Cuando en 2002 Duhalde adelantó las elecciones presidenciales y dijo que él no iba a ser candidato, fue a buscar a Reutemann otra vez. Fue en la residencia de Olivos. El ex piloto, que siempre fue la “esperanza blanca del PJ”, estaba convencido de que el péndulo iba para otro lado y le dio otro no como respuesta. Duhalde le pidió tiempo, que no dijera nada, y “Lole” accedió. “Ahí me gané el estigma de Fernando «de la Rúa» y no fue así; nunca dudé. Todavía hoy me recriminan que no haya aceptado, pero no me equivoqué en mi decisión”, dijo el senador en una reunión privada, según relató una fuente a LA NACION.
La historia de que había visto “algo” que no le gustó no fue cierta. No había videos ni amenazas. Sólo que sentía que no era su momento. Duhalde buscó a De la Sota y también fracasó con esa candidatura; entonces llegó Kirchner. Dicen en la intimidad de Reutemann que Duhalde todavía debe de despertarse de noche y pellizcarse para ver si es cierto que luego el Presidente terminó convirtiéndose en su peor enemigo político.
LA RELACIÓN CON KIRCHNER
Cuando el Presidente fue finalmente, y por descarte, el candidato de Duhalde en 2003, Reutemann dio libertad de acción para votar en su provincia. El otro candidato del PJ era Carlos Menem.

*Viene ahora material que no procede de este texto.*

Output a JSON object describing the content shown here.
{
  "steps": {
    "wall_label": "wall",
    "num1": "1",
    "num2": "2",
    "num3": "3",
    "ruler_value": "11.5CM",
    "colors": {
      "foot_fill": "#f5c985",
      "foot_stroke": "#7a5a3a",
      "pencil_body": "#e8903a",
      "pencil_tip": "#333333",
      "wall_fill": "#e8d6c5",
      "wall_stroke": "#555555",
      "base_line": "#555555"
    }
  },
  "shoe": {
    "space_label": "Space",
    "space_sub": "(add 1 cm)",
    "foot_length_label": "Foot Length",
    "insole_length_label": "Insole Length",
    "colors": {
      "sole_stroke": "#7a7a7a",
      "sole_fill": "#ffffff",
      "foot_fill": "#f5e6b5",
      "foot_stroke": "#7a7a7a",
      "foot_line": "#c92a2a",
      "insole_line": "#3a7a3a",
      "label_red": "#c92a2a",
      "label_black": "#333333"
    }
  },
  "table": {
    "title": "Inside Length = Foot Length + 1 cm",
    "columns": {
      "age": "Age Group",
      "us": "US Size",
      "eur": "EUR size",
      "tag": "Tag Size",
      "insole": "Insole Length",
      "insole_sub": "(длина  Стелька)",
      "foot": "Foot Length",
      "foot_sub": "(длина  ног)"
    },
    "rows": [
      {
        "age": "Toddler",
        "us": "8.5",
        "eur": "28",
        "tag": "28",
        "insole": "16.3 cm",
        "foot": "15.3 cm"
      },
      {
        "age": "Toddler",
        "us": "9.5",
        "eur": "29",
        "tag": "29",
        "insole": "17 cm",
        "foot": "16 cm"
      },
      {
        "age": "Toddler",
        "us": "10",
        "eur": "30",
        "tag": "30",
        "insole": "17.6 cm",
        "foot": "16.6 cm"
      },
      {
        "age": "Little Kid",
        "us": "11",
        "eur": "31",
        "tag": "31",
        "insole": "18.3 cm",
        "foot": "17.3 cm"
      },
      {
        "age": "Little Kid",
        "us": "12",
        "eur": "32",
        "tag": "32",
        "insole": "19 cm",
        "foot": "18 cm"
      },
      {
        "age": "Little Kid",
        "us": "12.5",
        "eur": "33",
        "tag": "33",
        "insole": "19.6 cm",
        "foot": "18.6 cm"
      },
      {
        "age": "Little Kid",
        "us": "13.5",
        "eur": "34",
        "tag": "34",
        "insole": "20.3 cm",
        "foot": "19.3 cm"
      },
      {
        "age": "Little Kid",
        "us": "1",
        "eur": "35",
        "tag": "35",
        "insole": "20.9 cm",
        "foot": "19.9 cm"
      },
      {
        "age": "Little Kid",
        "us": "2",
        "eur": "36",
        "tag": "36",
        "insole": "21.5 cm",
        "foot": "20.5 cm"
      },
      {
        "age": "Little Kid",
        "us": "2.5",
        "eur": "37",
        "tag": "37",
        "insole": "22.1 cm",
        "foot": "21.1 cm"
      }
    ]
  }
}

Kirchner nunca le perdonó al entonces gobernador santafecino esa actitud.
Tuvieron buena relación mientras ambos eran gobernadores, aunque nunca fueron grandes aliados. Ya en el poder, Kirchner invitó dos veces a Reutemann a los Estados Unidos en giras presidenciales.
El recuerdo de Reutemann de esos viajes es bueno, aunque reconoce, según las fuentes, que siempre hay alguna tensión con el Presidente. La más dura fue cuando el senador hizo un pedido de informes cuando el Presidente dijo que le había dado 500 millones de pesos para ayuda por las inundaciones en Santa Fe y Reutemann negó haber recibido ese dinero.

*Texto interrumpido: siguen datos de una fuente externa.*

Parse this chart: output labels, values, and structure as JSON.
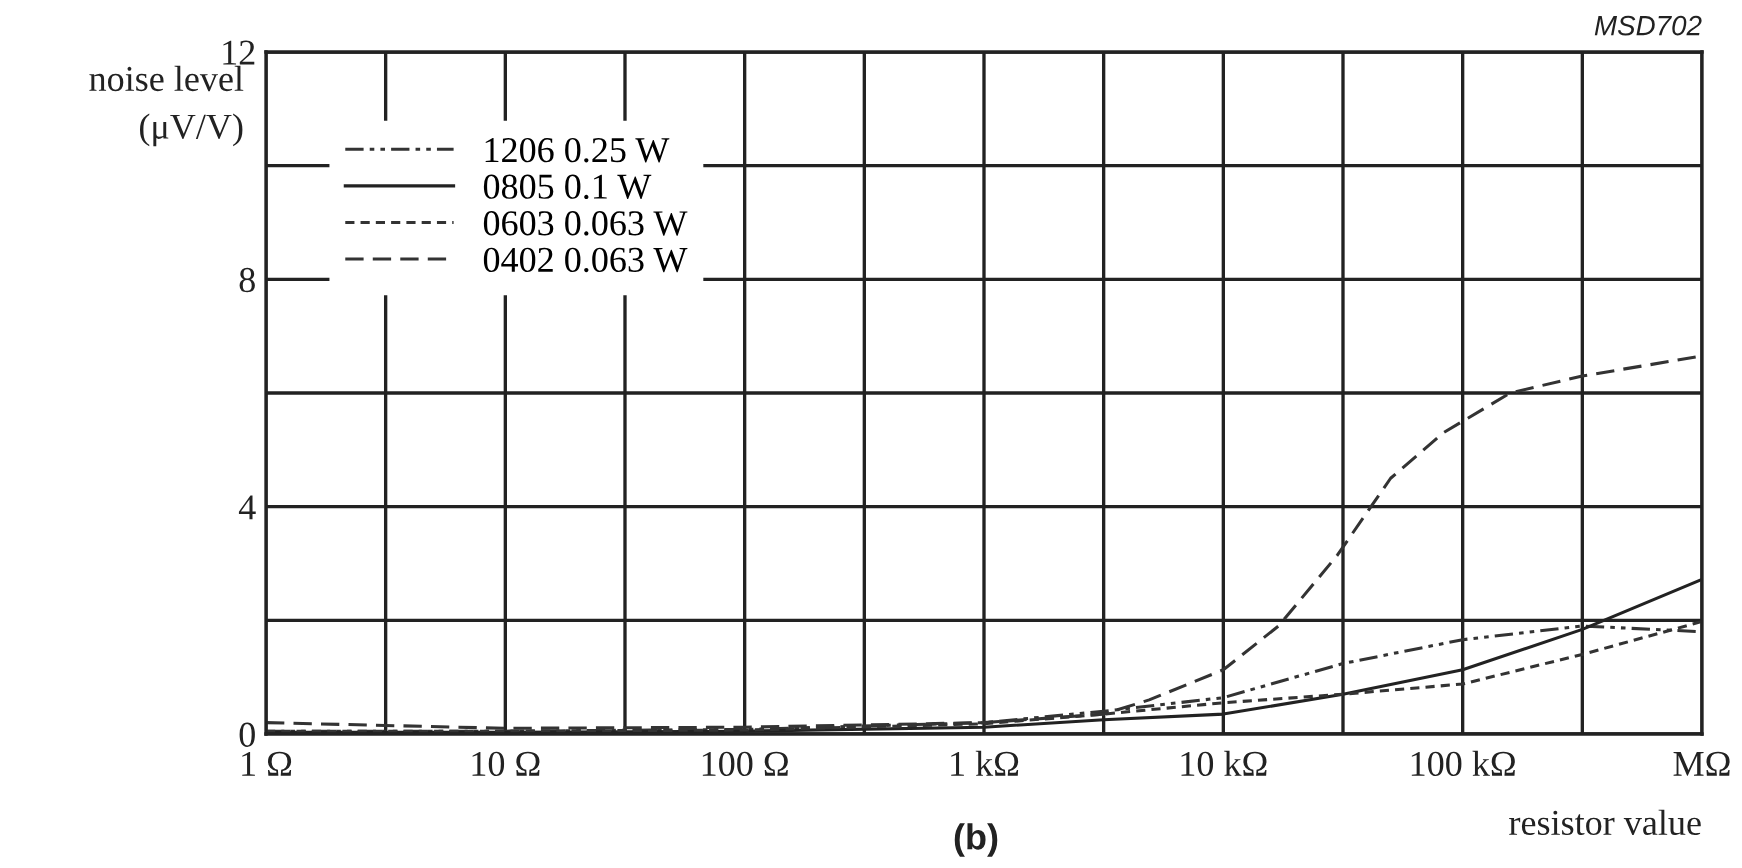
{
  "chart_data": {
    "type": "line",
    "ylabel": "noise level\n(μV/V)",
    "xlabel": "resistor value",
    "annotations": [
      "MSD702",
      "(b)"
    ],
    "log": "x",
    "grid": true,
    "legend": "top left",
    "xlim": [
      1,
      1000000
    ],
    "xticks": [
      {
        "value": 1,
        "label": "1 Ω"
      },
      {
        "value": 3.162,
        "label": null
      },
      {
        "value": 10,
        "label": "10 Ω"
      },
      {
        "value": 31.62,
        "label": null
      },
      {
        "value": 100,
        "label": "100 Ω"
      },
      {
        "value": 316.2,
        "label": null
      },
      {
        "value": 1000,
        "label": "1 kΩ"
      },
      {
        "value": 3162,
        "label": null
      },
      {
        "value": 10000,
        "label": "10 kΩ"
      },
      {
        "value": 31620,
        "label": null
      },
      {
        "value": 100000,
        "label": "100 kΩ"
      },
      {
        "value": 316200,
        "label": null
      },
      {
        "value": 1000000,
        "label": "MΩ"
      }
    ],
    "ylim": [
      0,
      12
    ],
    "yticks": [
      0,
      {
        "value": 2,
        "label": null
      },
      4,
      {
        "value": 6,
        "label": null
      },
      8,
      {
        "value": 10,
        "label": null
      },
      12
    ],
    "series": [
      {
        "name": "1206 0.25 W",
        "color": "#333333",
        "line_style": "dashdot",
        "x": [
          1,
          10,
          100,
          1000,
          3162,
          10000,
          31620,
          100000,
          316200,
          1000000
        ],
        "values": [
          0.05,
          0.05,
          0.08,
          0.2,
          0.4,
          0.64,
          1.24,
          1.66,
          1.9,
          1.8
        ]
      },
      {
        "name": "0805 0.1 W",
        "color": "#222222",
        "line_style": "solid",
        "x": [
          1,
          10,
          100,
          1000,
          3162,
          10000,
          31620,
          100000,
          316200,
          1000000
        ],
        "values": [
          0.03,
          0.03,
          0.05,
          0.12,
          0.25,
          0.35,
          0.7,
          1.13,
          1.84,
          2.72
        ]
      },
      {
        "name": "0603 0.063 W",
        "color": "#333333",
        "line_style": "dotted",
        "x": [
          1,
          10,
          100,
          1000,
          3162,
          10000,
          31620,
          100000,
          316200,
          1000000
        ],
        "values": [
          0.05,
          0.05,
          0.07,
          0.18,
          0.35,
          0.55,
          0.7,
          0.88,
          1.4,
          1.98
        ]
      },
      {
        "name": "0402 0.063 W",
        "color": "#333333",
        "line_style": "dashed",
        "x": [
          1,
          10,
          100,
          1000,
          3162,
          4900,
          10000,
          17000,
          30000,
          50000,
          83000,
          158000,
          316200,
          1000000
        ],
        "values": [
          0.2,
          0.1,
          0.12,
          0.2,
          0.35,
          0.6,
          1.13,
          1.9,
          3.15,
          4.5,
          5.3,
          6.0,
          6.3,
          6.65
        ]
      }
    ]
  }
}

Sin embargo, esos cortocircuitos no pesaron en su decisión de no avanzar con la candidatura a gobernador de Santa Fe. Eso tiene su raíz en las “sensaciones” de hostigamiento que recibe el ex piloto de Fórmula Uno. Los colaboradores del senador dicen que su jefe considera que Obeid (que no tendrá reelección) debería ser el candidato y buscar alguna forma por vía judicial para que quede habilitado para competir.
La última tensión con el Presidente fue por el tema de la diputada por el PJ de Santa Fe María del Carmen Alarcón, desalojada del Comisión de Agricultura de la Cámara baja por plantear políticas diferentes de las del Gobierno.
Los hombres de confianza de “Lole” cuentan que se recibían algunas críticas desde la Casa Rosada porque se creía que el ex corredor le daba indicaciones a la diputada. Reutemann no tenía relación con Alarcón (“la hice diputada y no me invitó ni un café”, se habría quejado en esos días). Ella sólo había visitado su despacho porque todos los legisladores santafecinos lo habían ido a saludar por su cumpleaños.
Reutemann suele decir que en política siempre puso “el lomo”, pero ahora no está dispuesto hacerlo. Otra vez, no.